I am interested in opinions on the issue, as Prof. Rita Gross has presented so well over the years, on how to manage the possible conflicts between what we have understood from the earliest suttas and Vinaya as to the Buddha's actual teachings, and what teachings developed later, particularly in the Mahayana. One of the elephants in the room that I feel is that some of Mahayana is patently a fabrication, and while we are earnestly as Buddhists using our knowledge, wisdom and Right Speech, the elephant of history seems to loom large in the room. As Prof. Gross has pointed out in a number of articles (she being from the Tibetan Vajrayana lineage herself), when history collides with traditions, people get uncomfortable, even angry.
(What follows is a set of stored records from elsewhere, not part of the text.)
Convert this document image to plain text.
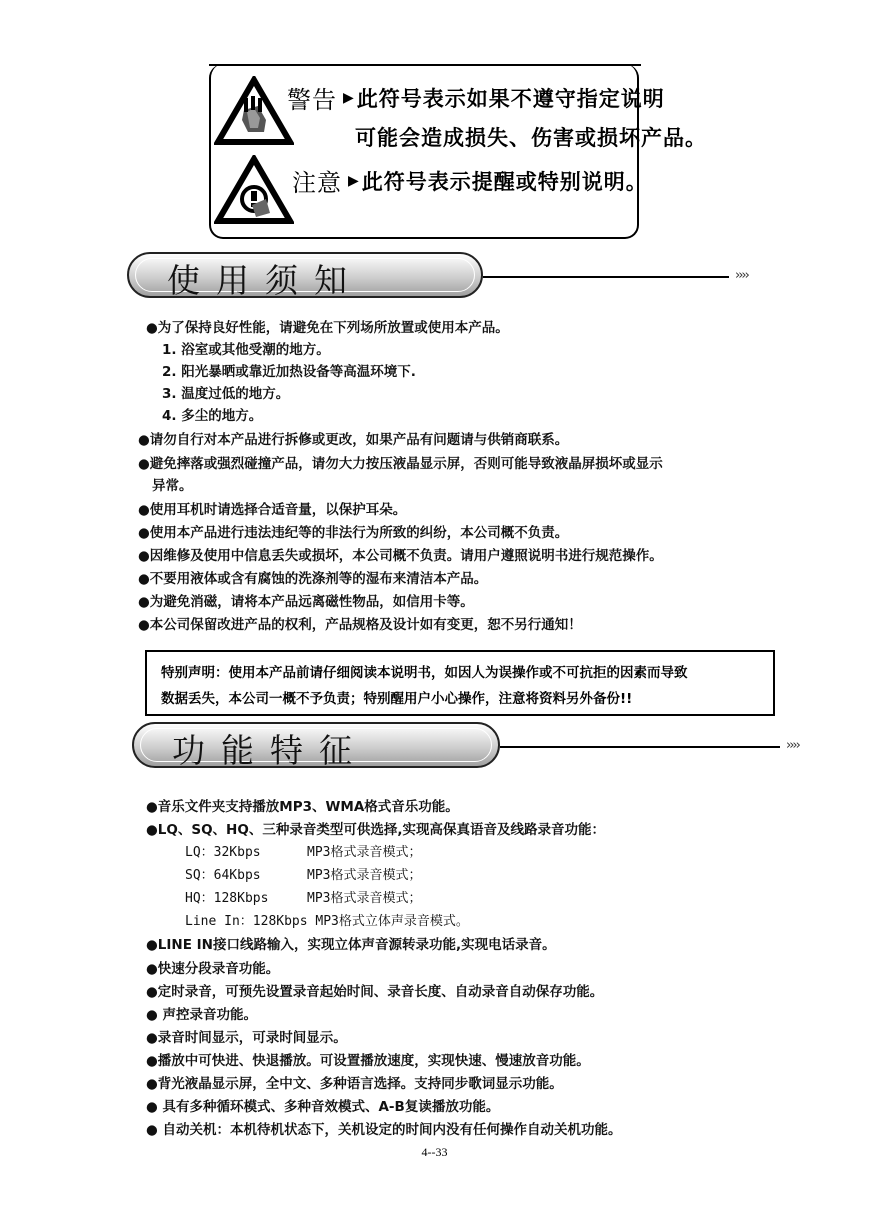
警告 ▶ 此符号表示如果不遵守指定说明
可能会造成损失、伤害或损坏产品。
注意 ▶ 此符号表示提醒或特别说明。
使用须知	››››
●为了保持良好性能，请避免在下列场所放置或使用本产品。
1. 浴室或其他受潮的地方。
2. 阳光暴晒或靠近加热设备等高温环境下.
3. 温度过低的地方。
4. 多尘的地方。
●请勿自行对本产品进行拆修或更改，如果产品有问题请与供销商联系。
●避免摔落或强烈碰撞产品，请勿大力按压液晶显示屏，否则可能导致液晶屏损坏或显示
异常。
●使用耳机时请选择合适音量，以保护耳朵。
●使用本产品进行违法违纪等的非法行为所致的纠纷，本公司概不负责。
●因维修及使用中信息丢失或损坏，本公司概不负责。请用户遵照说明书进行规范操作。
●不要用液体或含有腐蚀的洗涤剂等的湿布来清洁本产品。
●为避免消磁，请将本产品远离磁性物品，如信用卡等。
●本公司保留改进产品的权利，产品规格及设计如有变更，恕不另行通知！
特别声明：使用本产品前请仔细阅读本说明书，如因人为误操作或不可抗拒的因素而导致
数据丢失，本公司一概不予负责；特别醒用户小心操作，注意将资料另外备份!!
功能特征	››››
●音乐文件夹支持播放MP3、WMA格式音乐功能。
●LQ、SQ、HQ、三种录音类型可供选择,实现高保真语音及线路录音功能：
LQ：32Kbps	MP3格式录音模式；
SQ：64Kbps	MP3格式录音模式；
HQ：128Kbps	MP3格式录音模式；
Line In：128Kbps MP3格式立体声录音模式。
●LINE IN接口线路输入，实现立体声音源转录功能,实现电话录音。
●快速分段录音功能。
●定时录音，可预先设置录音起始时间、录音长度、自动录音自动保存功能。
● 声控录音功能。
●录音时间显示，可录时间显示。
●播放中可快进、快退播放。可设置播放速度，实现快速、慢速放音功能。
●背光液晶显示屏，全中文、多种语言选择。支持同步歌词显示功能。
● 具有多种循环模式、多种音效模式、A-B复读播放功能。
● 自动关机：本机待机状态下，关机设定的时间内没有任何操作自动关机功能。
4--33
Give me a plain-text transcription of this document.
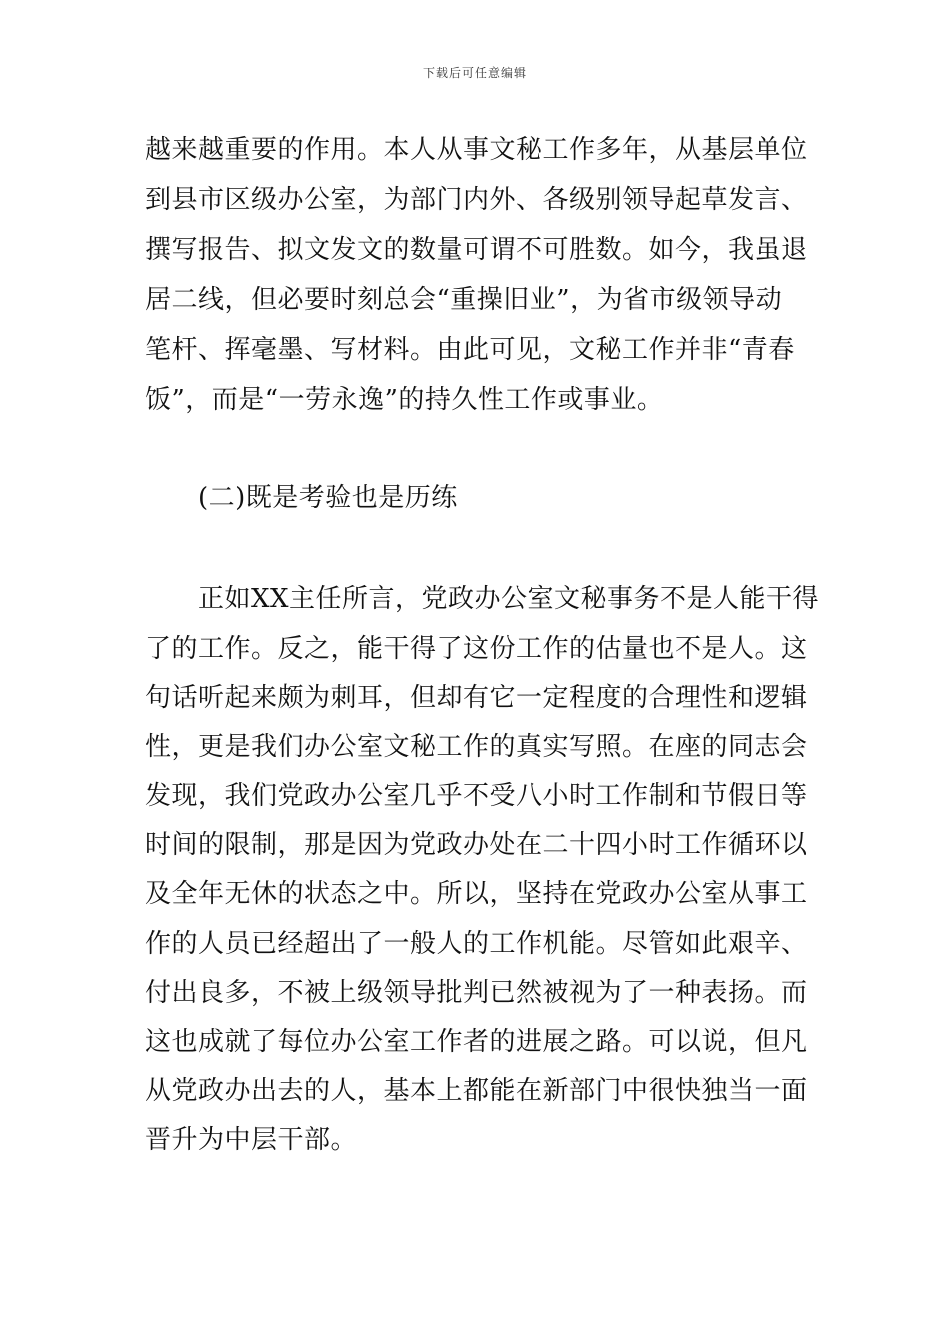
下载后可任意编辑
越来越重要的作用。本人从事文秘工作多年，从基层单位
到县市区级办公室，为部门内外、各级别领导起草发言、
撰写报告、拟文发文的数量可谓不可胜数。如今，我虽退
居二线，但必要时刻总会“重操旧业”，为省市级领导动
笔杆、挥毫墨、写材料。由此可见，文秘工作并非“青春
饭”，而是“一劳永逸”的持久性工作或事业。
(二)既是考验也是历练
正如XX主任所言，党政办公室文秘事务不是人能干得
了的工作。反之，能干得了这份工作的估量也不是人。这
句话听起来颇为刺耳，但却有它一定程度的合理性和逻辑
性，更是我们办公室文秘工作的真实写照。在座的同志会
发现，我们党政办公室几乎不受八小时工作制和节假日等
时间的限制，那是因为党政办处在二十四小时工作循环以
及全年无休的状态之中。所以，坚持在党政办公室从事工
作的人员已经超出了一般人的工作机能。尽管如此艰辛、
付出良多，不被上级领导批判已然被视为了一种表扬。而
这也成就了每位办公室工作者的进展之路。可以说，但凡
从党政办出去的人，基本上都能在新部门中很快独当一面
晋升为中层干部。
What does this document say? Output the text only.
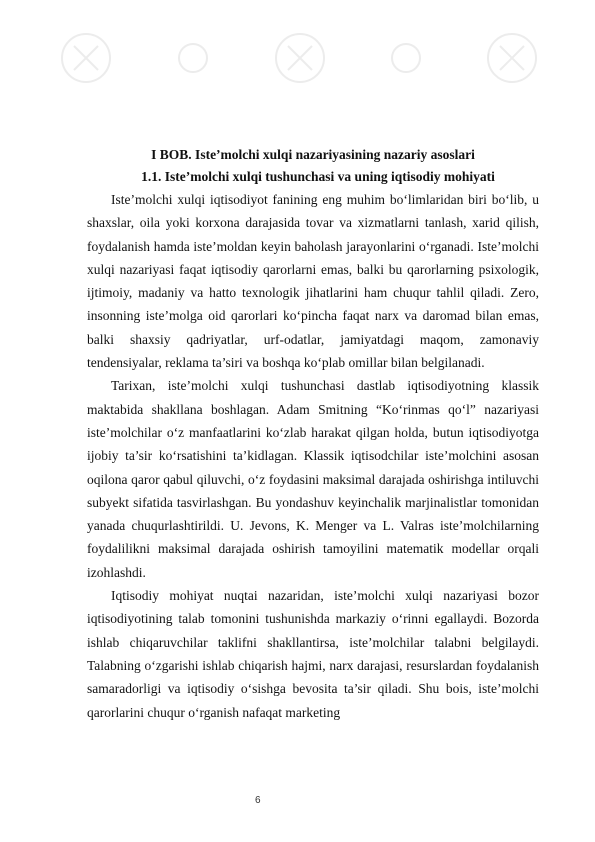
I BOB. Iste’molchi xulqi nazariyasining nazariy asoslari

1.1. Iste’molchi xulqi tushunchasi va uning iqtisodiy mohiyati

Iste’molchi xulqi iqtisodiyot fanining eng muhim bo‘limlaridan biri bo‘lib, u shaxslar, oila yoki korxona darajasida tovar va xizmatlarni tanlash, xarid qilish, foydalanish hamda iste’moldan keyin baholash jarayonlarini o‘rganadi. Iste’molchi xulqi nazariyasi faqat iqtisodiy qarorlarni emas, balki bu qarorlarning psixologik, ijtimoiy, madaniy va hatto texnologik jihatlarini ham chuqur tahlil qiladi. Zero, insonning iste’molga oid qarorlari ko‘pincha faqat narx va daromad bilan emas, balki shaxsiy qadriyatlar, urf-odatlar, jamiyatdagi maqom, zamonaviy tendensiyalar, reklama ta’siri va boshqa ko‘plab omillar bilan belgilanadi.

Tarixan, iste’molchi xulqi tushunchasi dastlab iqtisodiyotning klassik maktabida shakllana boshlagan. Adam Smitning “Ko‘rinmas qo‘l” nazariyasi iste’molchilar o‘z manfaatlarini ko‘zlab harakat qilgan holda, butun iqtisodiyotga ijobiy ta’sir ko‘rsatishini ta’kidlagan. Klassik iqtisodchilar iste’molchini asosan oqilona qaror qabul qiluvchi, o‘z foydasini maksimal darajada oshirishga intiluvchi subyekt sifatida tasvirlashgan. Bu yondashuv keyinchalik marjinalistlar tomonidan yanada chuqurlashtirildi. U. Jevons, K. Menger va L. Valras iste’molchilarning foydalilikni maksimal darajada oshirish tamoyilini matematik modellar orqali izohlashdi.

Iqtisodiy mohiyat nuqtai nazaridan, iste’molchi xulqi nazariyasi bozor iqtisodiyotining talab tomonini tushunishda markaziy o‘rinni egallaydi. Bozorda ishlab chiqaruvchilar taklifni shakllantirsa, iste’molchilar talabni belgilaydi. Talabning o‘zgarishi ishlab chiqarish hajmi, narx darajasi, resurslardan foydalanish samaradorligi va iqtisodiy o‘sishga bevosita ta’sir qiladi. Shu bois, iste’molchi qarorlarini chuqur o‘rganish nafaqat marketing

6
"That is to say, Buddhist understandings of cause and effect could be employed to explain that a movement such as Mahayana Buddhism developed because of social, cultural, and historical events. Most Mahayanists ignore such explanations, preferring a story whose empirical validity is highly questionable. According to legend, in the presence of the historical Buddha, Avalokiteshvara instructs Shariputra on emptiness. If the story is taken literally, Mahayana Buddhism originated during the lifetime of Shakyamuni Buddha, a claim that historians find unconvincing. Furthermore, Shariputra is a historical character, but Avalokiteshvara is not, and so they did not coexist in historical time and space, that is, in India in the fifth century B.C.E. Many students become intensely upset when the story they have usually been told about the origins of Mahayana Buddhism is critically evaluated.
It is very difficult for them to understand that I am not asking them to question the validity of these stories, only their historicity." Buddhist History for Buddhist Practitioners
Prof. Rita Gross, Tricycle, 2010
I have recently become interested in what a Theravada sangha in Japan has been doing...essentially bringing the teachings of the Buddhadhamma to the people of Japan, with some success. http://www.j-theravada.net/
Does it seem obnoxious, or offensive, to make efforts to correct the misunderstandings that may be present in some of the later ("Great Vehicle") traditions, or is it Right Speech to stay silent and let people practice a form of Buddhism that is valuable, sincere, but historically and textually incorrect? Should scholars and interested practitioners make some effort to bring the Pali Texts to western Mahayana? If the Dhamma is medicine for a sick society, are people being harmed by ingesting a placebo?
I truly applaud what Prof. Gross is presenting, but at the end of the day, will her words just bring anger or confusion?